Before taking any step to reducing javascript on your page like lazy loading off-screen components please calculate its impact on your primary metrics like conversion, user experience, etc.

Stability (CLS)

Every website must try to avoid any kind of layout shift which may cause issues in user experience. But there will be cases where you will not have many options to avoid CLS.

Let a website want to promote app downloads to users who have already not installed the app. Chrome has added support to detect if your app is already installed on the device(using getInstalledRelatedApps API) but this information is not available to the server on the first request. What the server can do is make a guess and decide if it needs to append the app download banner on the page or not. If the server decides to add it and the app is already present on the device, the Download banner needs to be removed from the page and similarly when the server decides to not include the download banner and the app is already not installed on the device it will be appended to the DOM on the client which will trigger Cumulative layout shift(CLS).
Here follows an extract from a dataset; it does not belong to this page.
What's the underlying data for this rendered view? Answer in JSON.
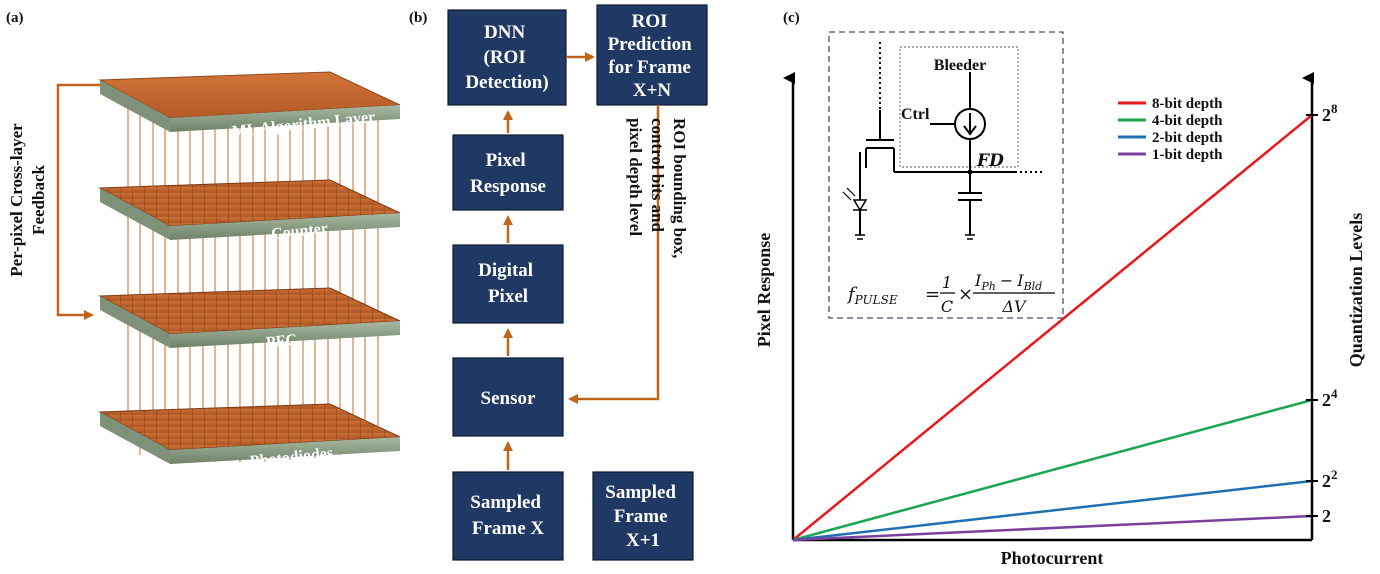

To avoid CLS you will remove the banner from the main layer of the page and show it as a modal, floating element or find some other way to show it, but what if you get maximum downloads when the banner is part of your page. Where will you compromise?
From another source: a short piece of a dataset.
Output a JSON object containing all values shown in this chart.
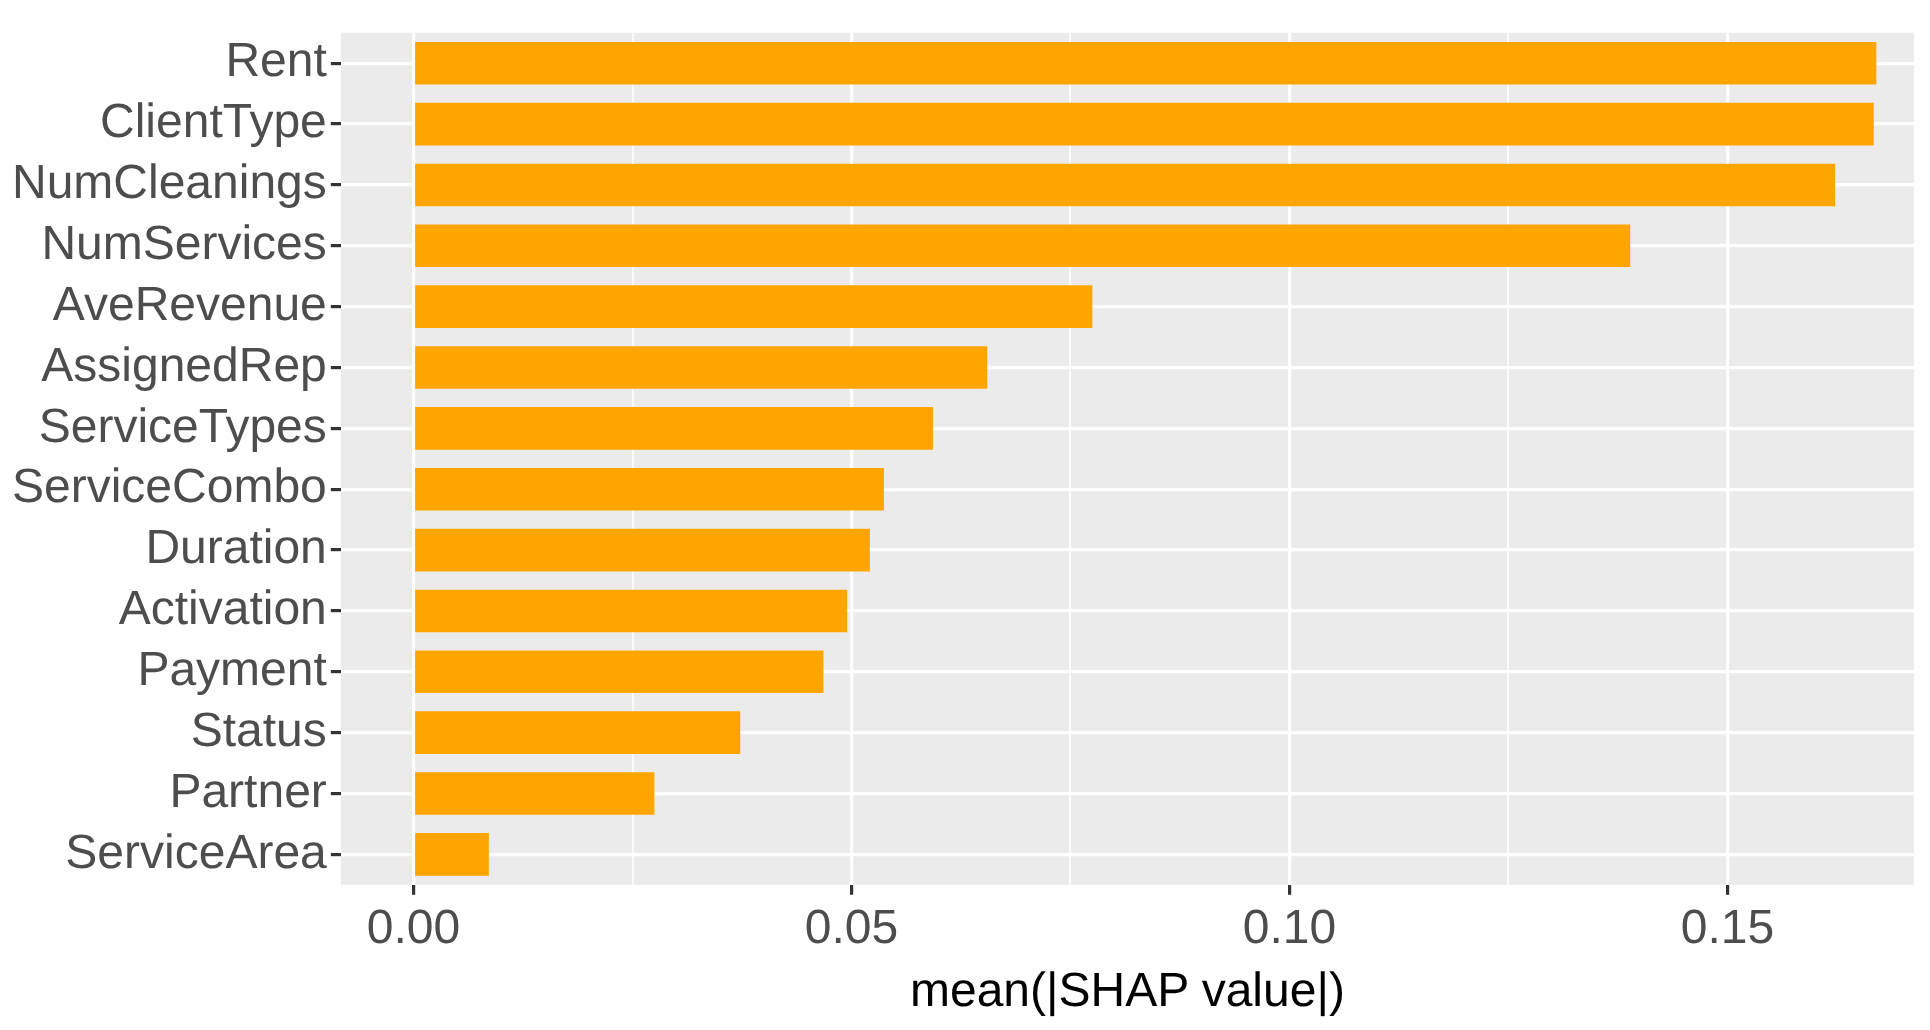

On the funny note, I think most of the people have already experienced CLS on the google search result page.


google search result cls gif image


Conclusion

  1. Lighthouse is an awesome performance tool built by Google and can help you improve your website performance.
  2. There are multiple issues related to how lighthouse work and the consistency of the results.
  3. Devices with different configurations can give completely different scores so it is important to stick to a single device configuration while running a lighthouse process.
  4. The same device can give different scores based on how much CPU is available to the lighthouse process during the test.
  5. Using cloud solutions like web.dev is a better solution to get consistent results than running a lighthouse on your local machine.
  6. Running self hoisted service is better than cloud solutions because results in cloud solutions can get inconsistent based on the amount of traffic they are handling. Also, lighthouse settings can be better manipulated in a self-hosted environment.
  7. A self-hosted environment requires expertise and time because of limited resources and documentation but is very scalable and integrates very well with most popular CI providers.
  8. Tracking real user data is the most reliable approach to track web performance. Google web vital or perfume.js is some of the lovely libraries to track real user data.
  9. Define critical metrics to your website like conversion, bounce rate, user experience, etc. Plan any optimization suggestion from the lighthouse after tracking the impact of it on your critical metrics.
  10. Never do premature optimization for the sake of a high lighthouse score. Simple lazy loading of offscreen components to reduce javascript size in some cases can drastically reduce user experience so prefer caution while making such changes.